Clovis Nicolas, Dmitry Baevsky, Leon Parker © Gérard Tissier

L’absence d’instrument harmonique conduit le trio à déployer un art de la sérendipité, conjuguant nuances d’intensités variées et surprises mélodiques et rythmiques dans des échanges aux accents spirituels. Le second thème « Mr. H », issu de l’album Kid’s Time sur lequel figure Clovis Nicolas, assène un message parkérien en diable : sur un tempo d’enfer, c’est à une excursion au bout du souffle que nous convie le saxophoniste. Ce sera l’une des deux compositions du dernier album jouée ce soir-là, avec « Imintagante », un morceau dont la pulsation latine ravageuse irrigue les propositions musicales : passé le thème faussement enfantin, les improvisations prennent une dimension collective. Peu importent les scories, tant que le plaisir guide les sens. « Mes compositions je les chante d’abord dans ma tête », devait-il nous confier. « J’entends l’harmonie quand même mais je ne me mets pas au piano. Même si c’est un peu angulaire, je tiens à garder ce que j’entends en moi. Je me mets d’abord à l’alto pour composer et après je cherche des accords. Il peut m’arriver de garder trois mesures à cinq temps parce que je trouve que ça marche ».
Deux titres de Ray Charles seront interprétés ce soir-là : « A Sentimental Blues », sur lequel le leader renverse les pentatoniques jusqu’à en restituer la substantifique moelle, et « The Sun Died » (« Il est mort le soleil »), dont le ton crépusculaire fait l’objet d’un traitement paradoxalement lumineux. On associe d’ailleurs souvent le nom de l’altiste à une certaine tradition jazzistique, d’autant plus qu’il voue une admiration sans fard à Jackie McLean : « On dit qu’il jouait faux mais non, c’était sa propre voix », précisant à ce sujet : « Il ne faudrait pas forcer les choses. Pour ma part, j’essaye juste d’être aussi honnête et créatif que possible. J’ai beaucoup de respect et d’admiration pour mes prédécesseurs ainsi que pour les musiciens de mon époque. J’essaye toujours de m’inspirer d’eux en espérant que je puisse diffuser mes propres idées également. Je pense qu’il est plus important d’essayer d’être honnête musicalement parlant, plutôt que d’essayer de courir après sa « propre voix ». Si cela doit arriver, ça arrivera d’une manière ou d’une autre ». Il nous confiera d’ailleurs que dans une sorte de trinité inaccessible pour lui, il révère Johnny Hodges, Benny Carter et Charlie Parker par-dessus tout.

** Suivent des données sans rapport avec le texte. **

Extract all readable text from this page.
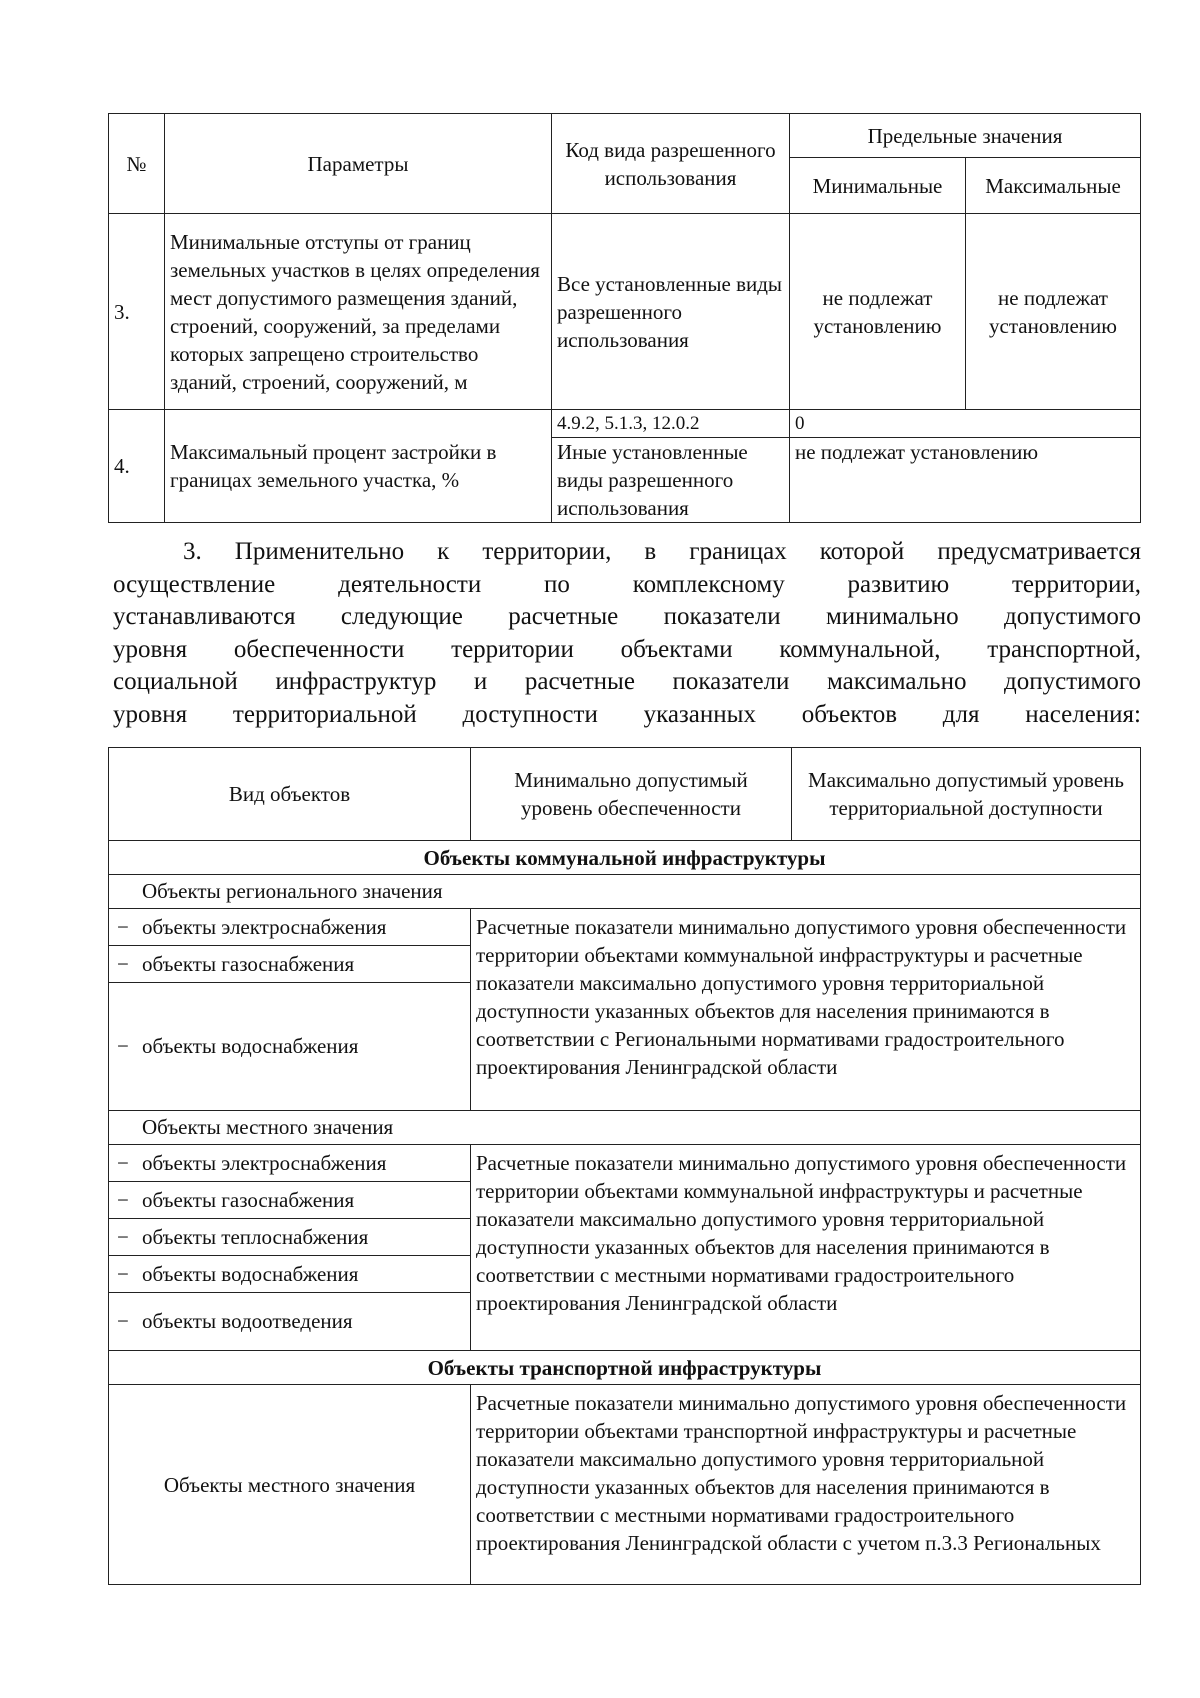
№	Параметры	Код вида разрешенного использования	Предельные значения	
			Минимальные	Максимальные
3.	Минимальные отступы от границ земельных участков в целях определения мест допустимого размещения зданий, строений, сооружений, за пределами которых запрещено строительство зданий, строений, сооружений, м	Все установленные виды разрешенного использования	не подлежат установлению	не подлежат установлению
4.	Максимальный процент застройки в границах земельного участка, %	4.9.2, 5.1.3, 12.0.2	0	
		Иные установленные виды разрешенного использования	не подлежат установлению	
3. Применительно к территории, в границах которой предусматривается
осуществление деятельности по комплексному развитию территории,
устанавливаются следующие расчетные показатели минимально допустимого
уровня обеспеченности территории объектами коммунальной, транспортной,
социальной инфраструктур и расчетные показатели максимально допустимого
уровня территориальной доступности указанных объектов для населения:
Вид объектов	Минимально допустимый уровень обеспеченности	Максимально допустимый уровень территориальной доступности
Объекты коммунальной инфраструктуры		
Объекты регионального значения		
− объекты электроснабжения	Расчетные показатели минимально допустимого уровня обеспеченности территории объектами коммунальной инфраструктуры и расчетные показатели максимально допустимого уровня территориальной доступности указанных объектов для населения принимаются в соответствии с Региональными нормативами градостроительного проектирования Ленинградской области	
− объекты газоснабжения		
− объекты водоснабжения		
Объекты местного значения		
− объекты электроснабжения	Расчетные показатели минимально допустимого уровня обеспеченности территории объектами коммунальной инфраструктуры и расчетные показатели максимально допустимого уровня территориальной доступности указанных объектов для населения принимаются в соответствии с местными нормативами градостроительного проектирования Ленинградской области	
− объекты газоснабжения		
− объекты теплоснабжения		
− объекты водоснабжения		
− объекты водоотведения		
Объекты транспортной инфраструктуры		
Объекты местного значения	Расчетные показатели минимально допустимого уровня обеспеченности территории объектами транспортной инфраструктуры и расчетные показатели максимально допустимого уровня территориальной доступности указанных объектов для населения принимаются в соответствии с местными нормативами градостроительного проектирования Ленинградской области с учетом п.3.3 Региональных	
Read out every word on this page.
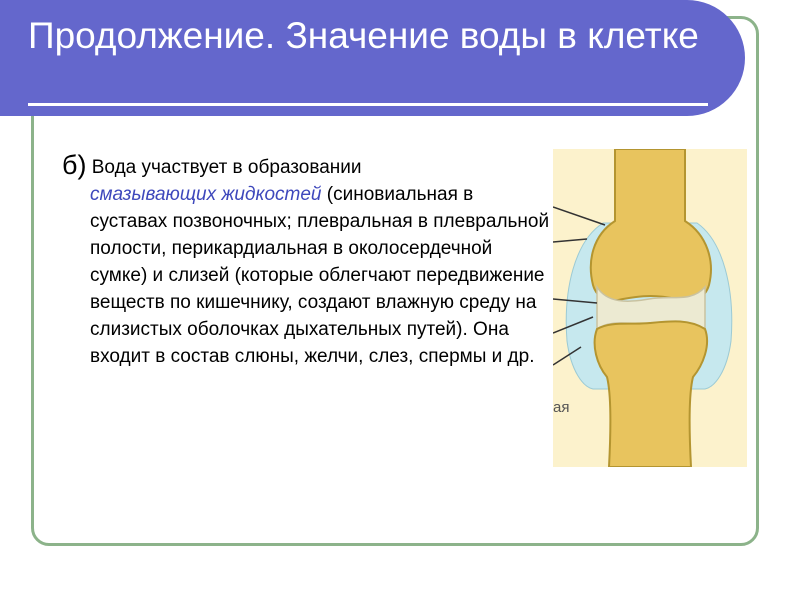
Продолжение. Значение воды в клетке
б) Вода участвует в образовании
смазывающих жидкостей (синовиальная в суставах позвоночных; плевральная в плевральной полости, перикардиальная в околосердечной сумке) и слизей (которые облегчают передвижение веществ по кишечнику, создают влажную среду на слизистых оболочках дыхательных путей). Она входит в состав слюны, желчи, слез, спермы и др.
ая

Le groupe terminera sa prestation avec « Will You Still Be Mine » (Matt Dennis), que Sonny Rollins interprétait sur Freedom Suite, l’un des albums fondateurs du trio « pianoless », dont Clovis Nicolas avait proposé une relecture plus que convaincante il y a peu. Sur ce thème, Dmitri Baevsky se livrera à un exercice de haute voltige musicale, prouvant, si besoin en était, qu’il est immergé dans une inlassable quête : « Mes routines musicales changent assez souvent, même si j’essaye d’avoir la même attention à des aspects comme le son, le time, l’harmonie, la mélodie, mon instrument, etc. Dans tous les cas, j’essaye d’être dans la meilleure disposition pour dire ce que j’ai à dire lorsque je veux le dire. J’ai la sensation de toujours revenir aux problèmes musicaux auxquels je veux me confronter : j’ai souvent besoin de réinventer la manière dont j’approche certaines questions. Plus globalement, j’essaye de trouver un équilibre entre les fondamentaux et la créativité ».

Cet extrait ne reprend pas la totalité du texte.